This section is from "The Horticulturist, And Journal Of Rural Art And Rural Taste", by P. Barry, A. J. Downing, J. Jay Smith, Peter B. Mead, F. W. Woodward, Henry T. Williams. Also available from Amazon: Horticulturist and Journal of Rural Art and Rural Taste.
Most horticulturists are familiar with this plant (the Rubus odoratus of botanists), as it is very commonly seen in shrubbery borders, where it is introduced for the sake of its very showy flowers. I do not think, however, that any person ever saw it fruit under cultivation. I have had the plant under my observation cultivated both here and in other countries, and I never saw a berry unless in a wild state.
The improvements which have been noticed in the common blackberry, lead one naturally to look for like results in other native fruits. There seems to me no reason why entirely new races of fruits may not be obtained from our own stocks, the original of all our cultivated fruits being but improvements from the native stocks. Such races would, in all probability, prove far more easily cultivated, and return more certain results, than those now in existence. This has, to a great extent, been shown to be the case in the matter of the grape; and cultivators are now making skilful efforts in the attempt to improve it still further.

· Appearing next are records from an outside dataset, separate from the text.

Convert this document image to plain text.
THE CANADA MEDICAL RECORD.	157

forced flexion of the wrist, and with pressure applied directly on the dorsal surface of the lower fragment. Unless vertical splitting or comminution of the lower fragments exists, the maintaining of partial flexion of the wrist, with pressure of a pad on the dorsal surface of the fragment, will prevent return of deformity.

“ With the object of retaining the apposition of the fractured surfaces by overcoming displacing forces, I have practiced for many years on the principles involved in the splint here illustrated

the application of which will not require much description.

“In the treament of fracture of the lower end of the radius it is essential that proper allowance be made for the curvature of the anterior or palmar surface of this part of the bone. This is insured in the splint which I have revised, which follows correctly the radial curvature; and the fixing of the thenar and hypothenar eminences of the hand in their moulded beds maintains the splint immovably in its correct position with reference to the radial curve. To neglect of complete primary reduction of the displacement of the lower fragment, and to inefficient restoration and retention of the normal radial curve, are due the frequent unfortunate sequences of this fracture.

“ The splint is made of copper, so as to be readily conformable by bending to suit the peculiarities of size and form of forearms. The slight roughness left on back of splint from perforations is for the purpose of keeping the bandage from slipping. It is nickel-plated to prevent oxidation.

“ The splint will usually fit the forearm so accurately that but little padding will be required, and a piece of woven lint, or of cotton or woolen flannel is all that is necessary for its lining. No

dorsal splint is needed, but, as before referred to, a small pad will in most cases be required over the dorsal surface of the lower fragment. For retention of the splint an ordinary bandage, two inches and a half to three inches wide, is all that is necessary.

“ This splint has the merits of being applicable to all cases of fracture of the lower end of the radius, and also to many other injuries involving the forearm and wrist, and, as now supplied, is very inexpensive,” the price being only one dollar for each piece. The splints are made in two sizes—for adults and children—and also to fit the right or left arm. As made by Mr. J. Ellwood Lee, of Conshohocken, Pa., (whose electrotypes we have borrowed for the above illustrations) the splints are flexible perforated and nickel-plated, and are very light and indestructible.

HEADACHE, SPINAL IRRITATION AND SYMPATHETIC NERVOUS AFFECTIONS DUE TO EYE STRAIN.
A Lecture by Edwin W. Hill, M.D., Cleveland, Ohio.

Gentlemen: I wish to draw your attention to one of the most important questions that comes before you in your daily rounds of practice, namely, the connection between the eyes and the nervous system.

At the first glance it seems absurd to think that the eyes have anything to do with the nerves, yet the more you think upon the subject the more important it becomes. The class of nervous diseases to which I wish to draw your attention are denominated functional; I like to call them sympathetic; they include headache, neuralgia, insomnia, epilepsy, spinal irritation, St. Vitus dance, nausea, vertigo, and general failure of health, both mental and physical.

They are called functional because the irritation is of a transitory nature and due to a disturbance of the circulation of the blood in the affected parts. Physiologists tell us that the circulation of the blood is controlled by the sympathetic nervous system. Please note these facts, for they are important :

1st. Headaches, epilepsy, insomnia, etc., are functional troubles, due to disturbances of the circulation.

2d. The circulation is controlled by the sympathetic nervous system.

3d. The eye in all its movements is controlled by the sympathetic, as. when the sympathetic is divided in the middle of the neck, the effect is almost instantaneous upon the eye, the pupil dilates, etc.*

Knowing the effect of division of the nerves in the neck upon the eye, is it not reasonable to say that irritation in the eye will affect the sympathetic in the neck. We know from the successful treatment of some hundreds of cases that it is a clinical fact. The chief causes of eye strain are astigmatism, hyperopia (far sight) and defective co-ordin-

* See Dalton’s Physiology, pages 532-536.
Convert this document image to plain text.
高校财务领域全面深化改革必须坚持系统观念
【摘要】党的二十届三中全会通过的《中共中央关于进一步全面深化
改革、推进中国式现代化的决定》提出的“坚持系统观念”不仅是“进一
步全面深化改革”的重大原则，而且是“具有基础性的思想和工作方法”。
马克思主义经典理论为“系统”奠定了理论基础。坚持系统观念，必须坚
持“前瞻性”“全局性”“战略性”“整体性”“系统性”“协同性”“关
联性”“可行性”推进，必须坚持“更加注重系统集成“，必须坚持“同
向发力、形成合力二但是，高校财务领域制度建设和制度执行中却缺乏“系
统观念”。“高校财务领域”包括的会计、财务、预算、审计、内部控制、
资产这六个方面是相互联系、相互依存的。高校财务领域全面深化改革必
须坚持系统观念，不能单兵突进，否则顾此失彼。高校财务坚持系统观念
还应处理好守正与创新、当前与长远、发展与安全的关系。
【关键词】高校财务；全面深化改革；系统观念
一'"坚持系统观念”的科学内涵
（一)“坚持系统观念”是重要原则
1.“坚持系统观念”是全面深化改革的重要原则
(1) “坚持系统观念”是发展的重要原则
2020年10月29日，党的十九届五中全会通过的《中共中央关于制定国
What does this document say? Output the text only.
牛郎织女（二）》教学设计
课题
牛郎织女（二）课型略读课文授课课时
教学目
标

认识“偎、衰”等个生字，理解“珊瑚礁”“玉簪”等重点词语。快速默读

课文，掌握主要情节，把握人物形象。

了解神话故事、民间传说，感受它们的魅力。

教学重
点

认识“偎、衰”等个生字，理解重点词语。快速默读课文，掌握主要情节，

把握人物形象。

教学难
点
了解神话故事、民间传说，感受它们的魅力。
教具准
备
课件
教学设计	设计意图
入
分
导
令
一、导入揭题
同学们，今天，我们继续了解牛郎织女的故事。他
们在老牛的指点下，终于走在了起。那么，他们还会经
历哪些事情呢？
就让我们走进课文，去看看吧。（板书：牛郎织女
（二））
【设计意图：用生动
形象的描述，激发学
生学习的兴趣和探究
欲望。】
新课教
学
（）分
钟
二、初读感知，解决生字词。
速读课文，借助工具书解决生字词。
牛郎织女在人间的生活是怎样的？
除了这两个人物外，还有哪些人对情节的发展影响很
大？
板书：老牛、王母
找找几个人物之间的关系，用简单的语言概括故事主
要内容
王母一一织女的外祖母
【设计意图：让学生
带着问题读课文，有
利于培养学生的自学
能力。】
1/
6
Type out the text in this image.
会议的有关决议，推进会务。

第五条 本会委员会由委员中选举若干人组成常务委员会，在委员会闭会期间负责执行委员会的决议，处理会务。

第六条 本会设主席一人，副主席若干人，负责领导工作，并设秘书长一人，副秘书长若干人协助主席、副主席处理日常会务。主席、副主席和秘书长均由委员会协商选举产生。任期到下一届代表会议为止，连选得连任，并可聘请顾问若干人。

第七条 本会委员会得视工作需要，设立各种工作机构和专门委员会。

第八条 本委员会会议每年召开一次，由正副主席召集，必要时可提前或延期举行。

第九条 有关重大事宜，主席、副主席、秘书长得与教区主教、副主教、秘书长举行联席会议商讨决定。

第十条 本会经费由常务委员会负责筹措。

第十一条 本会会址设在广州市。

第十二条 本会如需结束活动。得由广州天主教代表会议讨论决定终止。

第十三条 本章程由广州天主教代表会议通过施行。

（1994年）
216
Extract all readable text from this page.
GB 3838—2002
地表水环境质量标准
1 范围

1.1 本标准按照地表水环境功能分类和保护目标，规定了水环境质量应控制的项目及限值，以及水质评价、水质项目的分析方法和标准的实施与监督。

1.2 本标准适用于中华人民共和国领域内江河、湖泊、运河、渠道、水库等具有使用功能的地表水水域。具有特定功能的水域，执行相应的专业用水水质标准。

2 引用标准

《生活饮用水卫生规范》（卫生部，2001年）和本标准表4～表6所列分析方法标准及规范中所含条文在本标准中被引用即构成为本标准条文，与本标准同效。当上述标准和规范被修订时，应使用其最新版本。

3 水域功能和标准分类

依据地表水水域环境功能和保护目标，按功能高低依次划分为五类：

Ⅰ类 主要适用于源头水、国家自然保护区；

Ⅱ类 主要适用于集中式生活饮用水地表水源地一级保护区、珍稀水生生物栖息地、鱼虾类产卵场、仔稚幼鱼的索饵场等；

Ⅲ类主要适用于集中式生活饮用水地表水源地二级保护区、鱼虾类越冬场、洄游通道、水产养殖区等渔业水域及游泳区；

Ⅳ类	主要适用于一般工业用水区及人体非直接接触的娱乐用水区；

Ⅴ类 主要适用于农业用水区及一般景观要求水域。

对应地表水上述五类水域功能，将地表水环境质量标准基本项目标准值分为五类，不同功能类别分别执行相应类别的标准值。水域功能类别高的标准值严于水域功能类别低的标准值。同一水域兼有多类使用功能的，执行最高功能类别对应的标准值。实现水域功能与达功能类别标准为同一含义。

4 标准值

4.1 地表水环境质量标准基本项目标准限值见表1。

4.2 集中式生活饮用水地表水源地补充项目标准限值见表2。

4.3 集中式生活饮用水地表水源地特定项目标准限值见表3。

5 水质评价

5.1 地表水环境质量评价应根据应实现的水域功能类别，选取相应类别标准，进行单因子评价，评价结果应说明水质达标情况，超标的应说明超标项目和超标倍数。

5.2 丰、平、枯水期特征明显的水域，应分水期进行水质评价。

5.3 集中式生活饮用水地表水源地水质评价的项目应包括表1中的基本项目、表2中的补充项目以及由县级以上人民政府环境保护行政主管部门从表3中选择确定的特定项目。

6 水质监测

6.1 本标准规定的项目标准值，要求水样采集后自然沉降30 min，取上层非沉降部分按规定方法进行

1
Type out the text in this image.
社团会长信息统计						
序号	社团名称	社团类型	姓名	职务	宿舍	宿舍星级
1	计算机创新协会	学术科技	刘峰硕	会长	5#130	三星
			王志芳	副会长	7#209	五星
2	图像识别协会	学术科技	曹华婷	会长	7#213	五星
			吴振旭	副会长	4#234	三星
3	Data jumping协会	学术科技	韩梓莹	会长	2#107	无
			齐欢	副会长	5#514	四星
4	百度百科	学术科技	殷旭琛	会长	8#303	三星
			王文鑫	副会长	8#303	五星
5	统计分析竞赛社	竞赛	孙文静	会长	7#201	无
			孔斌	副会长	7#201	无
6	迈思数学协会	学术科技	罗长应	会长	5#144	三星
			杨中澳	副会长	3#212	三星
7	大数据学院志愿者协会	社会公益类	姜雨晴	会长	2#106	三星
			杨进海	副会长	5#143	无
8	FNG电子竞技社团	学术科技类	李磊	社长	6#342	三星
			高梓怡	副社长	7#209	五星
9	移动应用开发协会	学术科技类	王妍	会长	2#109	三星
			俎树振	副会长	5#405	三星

In a trip to the woods in Montgomery County, in this State, recently, it occurred to me whether the flowering raspberry could not be made to bear fruit under cultivation. There must certainly be some reason why they do not bear fruit in such a case, and probably no reason why that obstacle to its use as a fruit cannot be removed. If so, it would certainly be very valuable, for, in its wild state, it is far from being an inferior fruit; to my taste, at least, it is superior to the American Raspberry, or Thimbleberry (Rubus occidentalis), and, on its native rocks, as I then saw them, it bore fruit in greater abundance than I ever saw the best cultivated raspberry do. I think that, by raising them from seed, a variety might be obtained that would bear berries when cultivated, and the foundation thus be laid for still greater improvement. I am the more inclined to the belief that such experiments would eventually be successful, because some of our new raspberries occasionally show a tendency to produce staminate flowers, and I have no doubt the raspberry will, after as many generations of seedlings have been produced as the strawberry has gone through, be as perfectly polygamous as that fruit is now known to be.
Would it not be worth while for our horticultural societies to offer premiums for the best specimens of our blackberries, and American and flowering raspberries ? If the fruit for competition were even obtained from the woods and wild places, it would have the effect of stimulating attention to the subject.
[The subject being one of interest, we called the attention of a botanical friend to it, and he has not only supplied additional information, but has forwarded us a wood-cut (made by himself, as an amateur), and we append both__Ed].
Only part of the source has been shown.